[Date Prev][Date Next][Thread Prev][Thread Next]
[Date Index]
[Thread Index]
- Subject: Semantics of empty matches in string.gmatch and string.gsub
- From: Dirk Laurie <dirk.laurie@...>
- Date: Tue, 30 Apr 2013 08:55:26 +0200
2013/4/29 Dirk Laurie <dirk.laurie@gmail.com>:
> Let's say there is no bug in `gmatch` and `gsub`; the choice of rule
> is an implementation detail.
In order to emphasize the above point, I have forked the thread.
Let's look at the question from a mathematical point of view.
Think of a string as a piecewise constant function defined on a closed
interval [0,n]. Students are taught to draw such functions with little
circles or black disks at the discontinuities. For strings, the
difference is immaterial: the way a string is printed, e.g. "abcd",
cannot show it.
Repeated string matching, as in gsub and gmatch, is a way of
partitioning the interval into subintervals with breakpoints only
allowed at the integers. If empty matches are disallowed, as in
LPEG, the difference between open and closed intervals is still
immaterial.
It only becomes important when patterns that can match empty strings
are allowed. Unfortunately, the usual ways of reporting a match,
as a substring or as a pair, do not make that distinction.
For the present argument, that distinction is needed, so imagine
a gmatch-like routine that reports its results as mathematical
intervals, with the usual meaning of round and square brackets.
I.e. the empty string at the start is [0,0], a string consisting
of the first character could be [0,1) or [0,1], a string consisting
of the second character could be any of [1,2), (1,2), (1,2] or [1,2],
etc.
We demand of a routine that does iterated matching that it returns
non-overlapping intervals. This requirement is enough to prevent
an infinite loop. An empty string can only be [i,i], it uses up
the point at i, the next match cannot be [i,i] again.

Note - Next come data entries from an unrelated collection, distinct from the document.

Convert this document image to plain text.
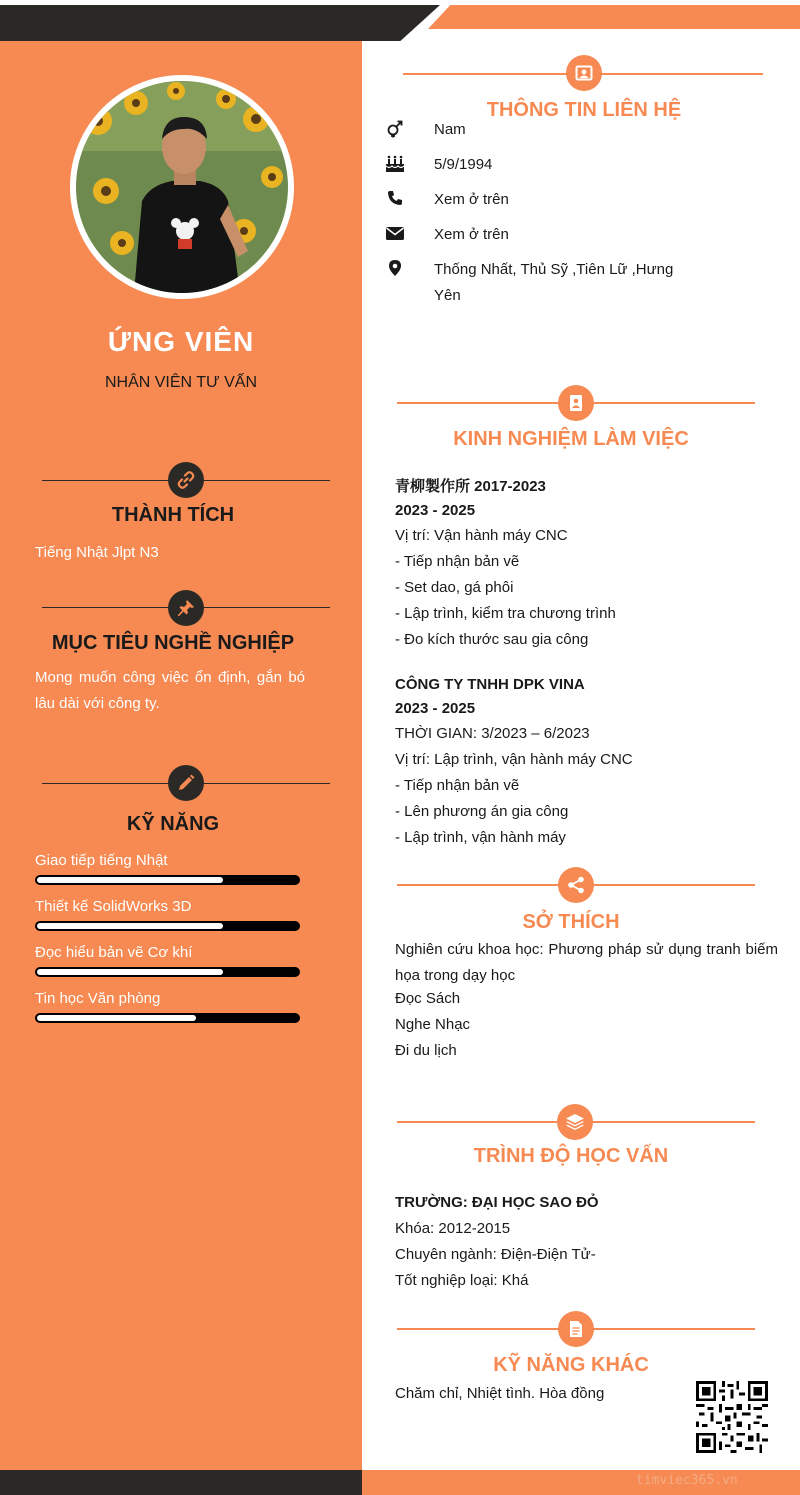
ỨNG VIÊN
NHÂN VIÊN TƯ VẤN
THÀNH TÍCH
Tiếng Nhật Jlpt N3
MỤC TIÊU NGHỀ NGHIỆP
Mong muốn công việc ổn định, gắn bó lâu dài với công ty.
KỸ NĂNG
Giao tiếp tiếng Nhật
Thiết kế SolidWorks 3D
Đọc hiểu bản vẽ Cơ khí
Tin học Văn phòng
THÔNG TIN LIÊN HỆ
Nam
5/9/1994
Xem ở trên
Xem ở trên
Thống Nhất, Thủ Sỹ ,Tiên Lữ ,Hưng Yên
KINH NGHIỆM LÀM VIỆC
青柳製作所 2017-2023
2023 - 2025
Vị trí: Vận hành máy CNC
- Tiếp nhận bản vẽ
- Set dao, gá phôi
- Lập trình, kiểm tra chương trình
- Đo kích thước sau gia công
CÔNG TY TNHH DPK VINA
2023 - 2025
THỜI GIAN: 3/2023 – 6/2023
Vị trí: Lập trình, vận hành máy CNC
- Tiếp nhận bản vẽ
- Lên phương án gia công
- Lập trình, vận hành máy
SỞ THÍCH
Nghiên cứu khoa học: Phương pháp sử dụng tranh biếm họa trong dạy học
Đọc Sách
Nghe Nhạc
Đi du lịch
TRÌNH ĐỘ HỌC VẤN
TRƯỜNG: ĐẠI HỌC SAO ĐỎ
Khóa: 2012-2015
Chuyên ngành: Điện-Điện Tử-
Tốt nghiệp loại: Khá
KỸ NĂNG KHÁC
Chăm chỉ, Nhiệt tình. Hòa đồng
timviec365.vn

The following rule may be a good way of prescribing the behaviour of
iterated matching (phrasing but not substance borrowed from the Perl
manual):
The higher-level loops preserve an additional state between iterations:
whether the last match included its endpoint. If so, a zero-length
match is prohibited at that point.
Now look at the four pieces returned by the current `string.gmatch`
for the source ";a;" and pattern "a*".
"" [0,0]
"a" [2,3)
"" [3,3]
"" [4,4]
And the three pieces returned by `sed` or Python's re.subn:
"" [0,0]
"a" [2,3]
"" [4,4]
With this distinction available, the question reduces to:
should "a*" return [2,3) or [2,3]?
Adam made a good point here: a greedy quantifier should make
the longest possible match. One could generalize that as follows:
1. A zero-length match always includes its endpoint.
2. A greedy quantifier always includes its endpoint.
3. A non-greedy quantifier does not include its endpoint, except when
the match is empty.